Sparks had a similar encounter on his farm as border wall construction ramped up under former President Donald Trump, who made building a complete, uninterrupted barrier central to his presidency. Without warning, federal contractors began work on his land to connect the two stretches of border wall.
When President Joe Biden took office, he rescinded those policies and construction stopped, but not before workers damaged underground irrigation lines. Sparks grows cotton, corn, grain, soybeans and sugarcane, and he said he couldn’t plant in that section of land last year because of the damage.
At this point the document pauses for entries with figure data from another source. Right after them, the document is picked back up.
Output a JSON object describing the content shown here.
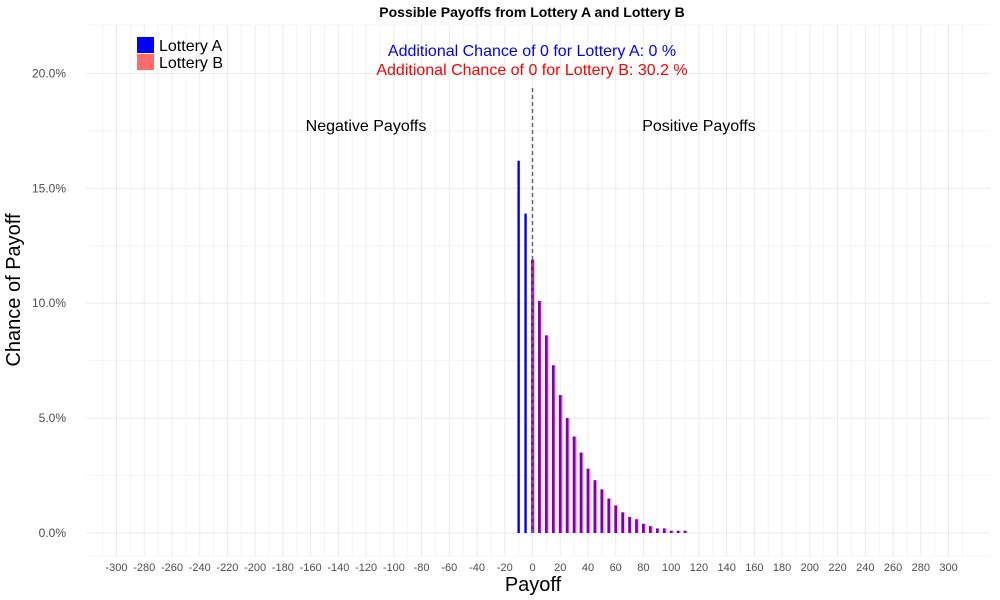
{
  "chart_data": {
    "type": "bar",
    "title": "Possible Payoffs from Lottery A and Lottery B",
    "xlabel": "Payoff",
    "ylabel": "Chance of Payoff",
    "xlim": [
      -310,
      310
    ],
    "ylim": [
      0,
      0.21
    ],
    "x_ticks": [
      -300,
      -280,
      -260,
      -240,
      -220,
      -200,
      -180,
      -160,
      -140,
      -120,
      -100,
      -80,
      -60,
      -40,
      -20,
      0,
      20,
      40,
      60,
      80,
      100,
      120,
      140,
      160,
      180,
      200,
      220,
      240,
      260,
      280,
      300
    ],
    "x_tick_labels": [
      "-300",
      "-280",
      "-260",
      "-240",
      "-220",
      "-200",
      "-180",
      "-160",
      "-140",
      "-120",
      "-100",
      "-80",
      "-60",
      "-40",
      "-20",
      "0",
      "20",
      "40",
      "60",
      "80",
      "100",
      "120",
      "140",
      "160",
      "180",
      "200",
      "220",
      "240",
      "260",
      "280",
      "300"
    ],
    "y_ticks": [
      0,
      0.05,
      0.1,
      0.15,
      0.2
    ],
    "y_tick_labels": [
      "0.0%",
      "5.0%",
      "10.0%",
      "15.0%",
      "20.0%"
    ],
    "grid": true,
    "legend_position": "top-left",
    "series": [
      {
        "name": "Lottery A",
        "color": "#0000ff",
        "x": [
          -10,
          -5,
          0,
          5,
          10,
          15,
          20,
          25,
          30,
          35,
          40,
          45,
          50,
          55,
          60,
          65,
          70,
          75,
          80,
          85,
          90,
          95,
          100,
          105,
          110
        ],
        "values": [
          0.162,
          0.139,
          0.119,
          0.101,
          0.086,
          0.073,
          0.06,
          0.05,
          0.042,
          0.035,
          0.028,
          0.023,
          0.019,
          0.015,
          0.012,
          0.009,
          0.007,
          0.006,
          0.004,
          0.003,
          0.002,
          0.002,
          0.001,
          0.001,
          0.001
        ]
      },
      {
        "name": "Lottery B",
        "color": "#ff6b6b",
        "x": [
          0,
          5,
          10,
          15,
          20,
          25,
          30,
          35,
          40,
          45,
          50,
          55,
          60,
          65,
          70,
          75,
          80,
          85,
          90,
          95,
          100,
          105,
          110
        ],
        "values": [
          0.119,
          0.101,
          0.086,
          0.073,
          0.06,
          0.05,
          0.042,
          0.035,
          0.028,
          0.023,
          0.019,
          0.015,
          0.012,
          0.009,
          0.007,
          0.006,
          0.004,
          0.003,
          0.002,
          0.002,
          0.001,
          0.001,
          0.001
        ]
      }
    ],
    "overlap_color": "#7a00b8",
    "zero_line": {
      "x": 0,
      "style": "dashed",
      "color": "#666666"
    },
    "annotations": {
      "lottery_a_zero": {
        "text": "Additional Chance of 0 for Lottery A:  0 %",
        "color": "#0000ff"
      },
      "lottery_b_zero": {
        "text": "Additional Chance of 0 for Lottery B:  30.2 %",
        "color": "#ff0000"
      },
      "negative_region": "Negative Payoffs",
      "positive_region": "Positive Payoffs"
    }
  }
}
“It’s a very, very complex issue. Outside of the wall, I would say that we just need more surveillance, more manpower, more technology to try and combat this issue,” he said. “Is the objective to put up a fence so we don’t have to monitor it and we can say it’s being monitored or it’s secure? I don’t understand.”
Abbott has said it’s Biden’s inaction at stopping illegal immigration into Texas that has forced his hand to deploy Operation Lone Star, which also includes building border barriers. Last year, Texas secured a combination of about $1 billion in public funds and more than $55 million in private donations to build its own wall.
Sparks said he’s getting calls twice a week from state officials for permission to start work.
He hasn’t answered them yet because there is no easy answer in his mind, he said.
Sparks’ farm includes about 1,000 acres south of the levee system where the wall would stand. If the wall is completed, it blocks access to that area of his property and creates a “no man’s land” on his farm, he said.
Gary Joiner, a spokesman for the advocacy organization the Texas Farm Bureau, said Sparks’ complications show there’s no one-size-fits-all answer to the challenges at the border. While he said many of the bureau members have concerns about border security, they also would like to see a simple path to allow for migrant workers to cross the border and work legally in agriculture. In the past, it’s worked, but not today, he said.
“What we're trying to do is secure the border. That's a broad term that means a lot of different things to different people,” Joiner said. “It’s totally out of balance right now and totally where there’s no recognized process anymore. It’s the wild, wild west out there, and it’s not getting any better.”